Ich verzichte darauf, über China zu sprechen, weil mich das dazu führen würde, viel weiter auszuholen, als ich es hier tun möchte, und es mich von der Hauptsache abbringen würde. Bei einem Problem von solcher Wichtigkeit gilt es, sich prägnant auszudrücken.
Wenn die Europäer eine Zukunft haben wollen, müssen sie sich zu Bürgern einer europäischen Republik erklären. Nur so können sie ihr gemeinsames Schicksal in die Hand nehmen. Diese Revolution wäre so bedeutend wie die Französische Revolution von 1789, aber anders als jene wohlüberlegt und sorgsam vorbereitet. Die von 1789 hat vielversprechend begonnen, ist dann aber im Inneren der Gewalt anheimgefallen und wurde von außen angegriffen.
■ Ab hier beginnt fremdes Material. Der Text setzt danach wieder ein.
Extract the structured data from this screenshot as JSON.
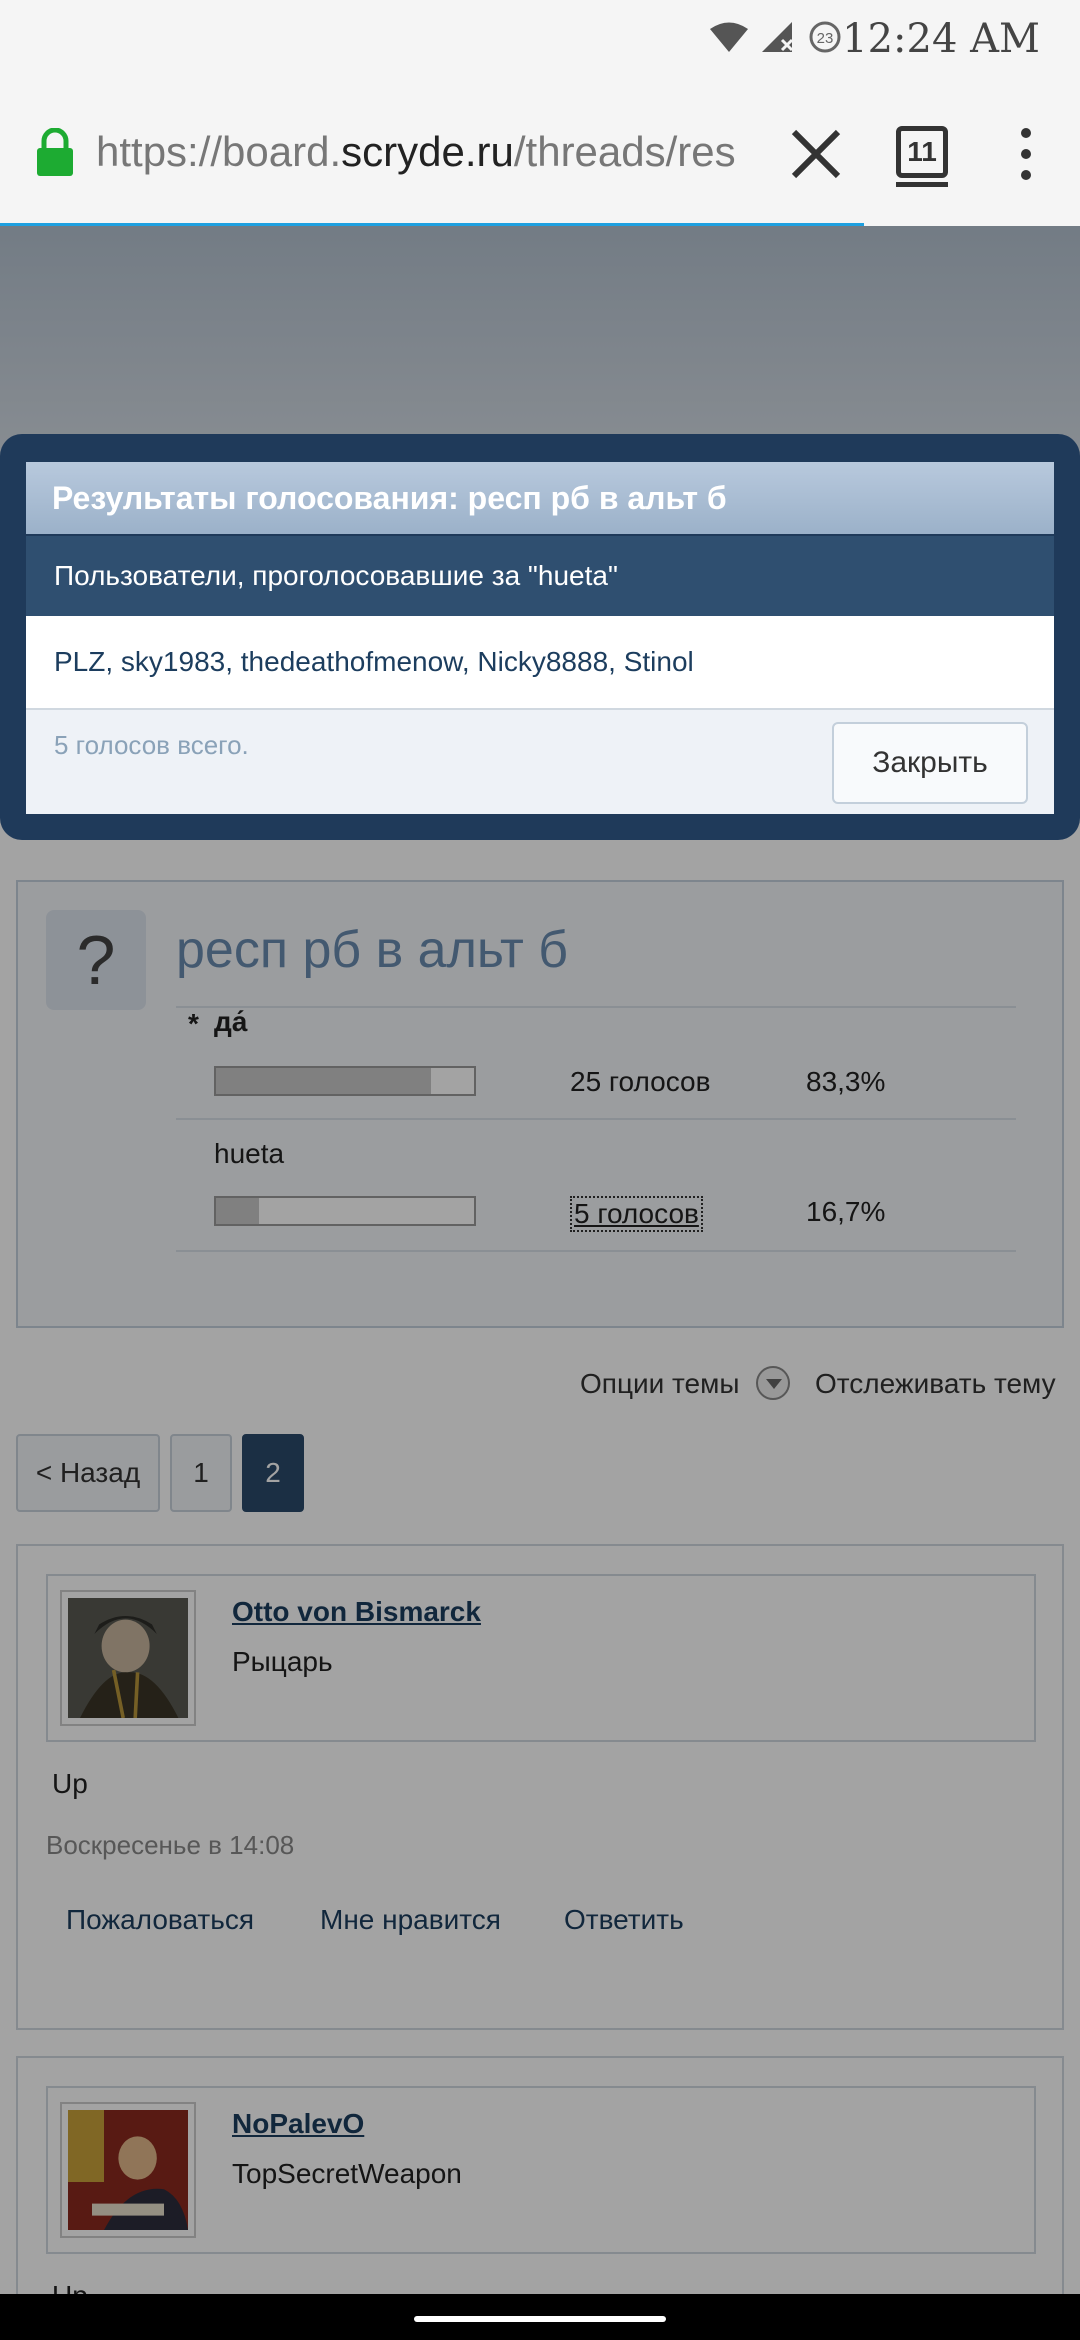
{
  "status_bar": {
    "time": "12:24 AM",
    "notification_count": "23"
  },
  "browser": {
    "url_scheme": "https://board.",
    "url_host": "scryde.ru",
    "url_path": "/threads/res",
    "tab_count": "11",
    "load_progress": 0.8
  },
  "poll": {
    "title": "респ рб в альт б",
    "options": [
      {
        "label": "да́",
        "votes": "25 голосов",
        "percent": "83,3%",
        "fraction": 0.833
      },
      {
        "label": "hueta",
        "votes": "5 голосов",
        "percent": "16,7%",
        "fraction": 0.167
      }
    ]
  },
  "thread_tools": {
    "options_label": "Опции темы",
    "watch_label": "Отслеживать тему"
  },
  "pager": {
    "prev": "< Назад",
    "pages": [
      "1",
      "2"
    ],
    "current": "2"
  },
  "posts": [
    {
      "username": "Otto von Bismarck",
      "title": "Рыцарь",
      "body": "Up",
      "date": "Воскресенье в 14:08",
      "actions": [
        "Пожаловаться",
        "Мне нравится",
        "Ответить"
      ]
    },
    {
      "username": "NoPalevO",
      "title": "TopSecretWeapon",
      "body": "Up"
    }
  ],
  "modal": {
    "title": "Результаты голосования: респ рб в альт б",
    "subtitle": "Пользователи, проголосовавшие за \"hueta\"",
    "users": [
      "PLZ",
      "sky1983",
      "thedeathofmenow",
      "Nicky8888",
      "Stinol"
    ],
    "total": "5 голосов всего.",
    "close_label": "Закрыть"
  }
}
Wenn sich die Europäer eines Tages dazu entscheiden sollten, Bürger einer europäischen Republik zu werden, wird sie keine Macht der Welt daran hindern können. Gewiss wird es solche geben, die versuchen werden, sie gegeneinander auszuspielen, aber andere werden sie unterstützen, denn diese Revolution wird für die ganze Welt von Bedeutung sein.